VETERAN playwright Charles Dyer wrote Rattle of a Simple Man in the Sixties, the decade of the Beatles, the Lady Chatterley trial and the Profumo scandal.

It’s a two-hander with virtually no plot, relying on dialogue between two individuals to maintain audience interest. It sounds difficult to achieve and it is; but Dyer’s characters have such depth and humanity that our attention is caught and held, the flashes of humour and shared experience make us want to know these people better.

Huw Higginson is a familiar face from TV’s The Bill and other staples, but his stage experience is extensive and it shows. He’s very comfortable in the role of Percy, up for the cup in his striped scarf and bobble hat; three sheets to the wind when he accepts a bet concerning a club hostess.

Hannah Waterman, perhaps best known for her role as Laura Beale in EastEnders, plays lady of the night Cyrenne, who takes the inexperienced Percy back to her London flat for a bit of business and ends up revealing far more than she intends.

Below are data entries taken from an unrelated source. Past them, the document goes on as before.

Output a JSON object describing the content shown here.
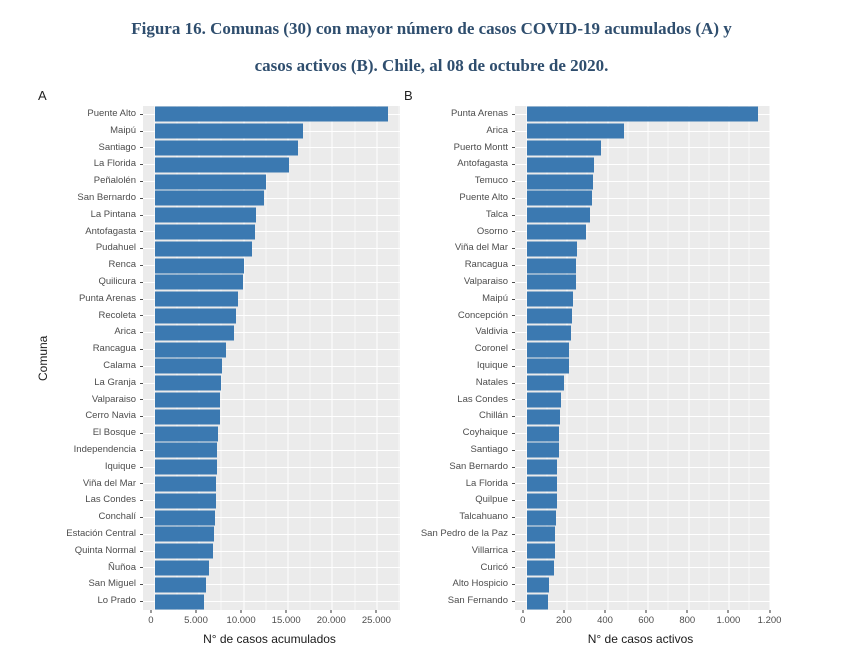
{
  "figure": {
    "title_line1": "Figura 16. Comunas (30) con mayor número de casos COVID-19 acumulados (A) y",
    "title_line2": "casos activos (B). Chile, al 08 de octubre de 2020."
  },
  "colors": {
    "title": "#2f4e6e",
    "bar": "#3b79b1",
    "panel_bg": "#ebebeb",
    "grid_major": "#ffffff",
    "grid_minor": "rgba(255,255,255,0.6)",
    "axis_text": "#4d4d4d"
  },
  "chart_data": [
    {
      "type": "bar",
      "orientation": "horizontal",
      "panel_label": "A",
      "ylabel": "Comuna",
      "xlabel": "N° de casos acumulados",
      "xlim": [
        0,
        27600
      ],
      "grid": true,
      "categories": [
        "Puente Alto",
        "Maipú",
        "Santiago",
        "La Florida",
        "Peñalolén",
        "San Bernardo",
        "La Pintana",
        "Antofagasta",
        "Pudahuel",
        "Renca",
        "Quilicura",
        "Punta Arenas",
        "Recoleta",
        "Arica",
        "Rancagua",
        "Calama",
        "La Granja",
        "Valparaiso",
        "Cerro Navia",
        "El Bosque",
        "Independencia",
        "Iquique",
        "Viña del Mar",
        "Las Condes",
        "Conchalí",
        "Estación Central",
        "Quinta Normal",
        "Ñuñoa",
        "San Miguel",
        "Lo Prado"
      ],
      "values": [
        26300,
        16700,
        16150,
        15100,
        12500,
        12300,
        11450,
        11350,
        10900,
        10050,
        9900,
        9350,
        9150,
        8900,
        8050,
        7600,
        7450,
        7350,
        7300,
        7150,
        7000,
        7000,
        6950,
        6850,
        6800,
        6700,
        6600,
        6100,
        5750,
        5500
      ],
      "x_ticks": {
        "values": [
          0,
          5000,
          10000,
          15000,
          20000,
          25000
        ],
        "labels": [
          "0",
          "5.000",
          "10.000",
          "15.000",
          "20.000",
          "25.000"
        ]
      },
      "x_minor": [
        2500,
        7500,
        12500,
        17500,
        22500,
        27500
      ]
    },
    {
      "type": "bar",
      "orientation": "horizontal",
      "panel_label": "B",
      "ylabel": "",
      "xlabel": "N° de casos activos",
      "xlim": [
        0,
        1200
      ],
      "grid": true,
      "categories": [
        "Punta Arenas",
        "Arica",
        "Puerto Montt",
        "Antofagasta",
        "Temuco",
        "Puente Alto",
        "Talca",
        "Osorno",
        "Viña del Mar",
        "Rancagua",
        "Valparaiso",
        "Maipú",
        "Concepción",
        "Valdivia",
        "Coronel",
        "Iquique",
        "Natales",
        "Las Condes",
        "Chillán",
        "Coyhaique",
        "Santiago",
        "San Bernardo",
        "La Florida",
        "Quilpue",
        "Talcahuano",
        "San Pedro de la Paz",
        "Villarrica",
        "Curicó",
        "Alto Hospicio",
        "San Fernando"
      ],
      "values": [
        1145,
        480,
        370,
        332,
        330,
        322,
        312,
        293,
        248,
        245,
        242,
        227,
        226,
        217,
        212,
        208,
        185,
        168,
        165,
        162,
        158,
        152,
        151,
        150,
        147,
        139,
        138,
        133,
        109,
        108
      ],
      "x_ticks": {
        "values": [
          0,
          200,
          400,
          600,
          800,
          1000,
          1200
        ],
        "labels": [
          "0",
          "200",
          "400",
          "600",
          "800",
          "1.000",
          "1.200"
        ]
      },
      "x_minor": [
        100,
        300,
        500,
        700,
        900,
        1100
      ]
    }
  ]
}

Both actors are excellent, expanding their characters with deft strokes. It would be so easy to caricature, the tart with a heart and the clumsy virgin, but these two capture our hearts in their loneliness and vulnerability.

A special mention for Andrew Bloomer, stepping in, presumably at short notice, to play the part of Ricard, and very good he was, too.

This is an amusing, absorbing start to Ian Dickens’ rep season at the Civic, with three further plays to look forward to.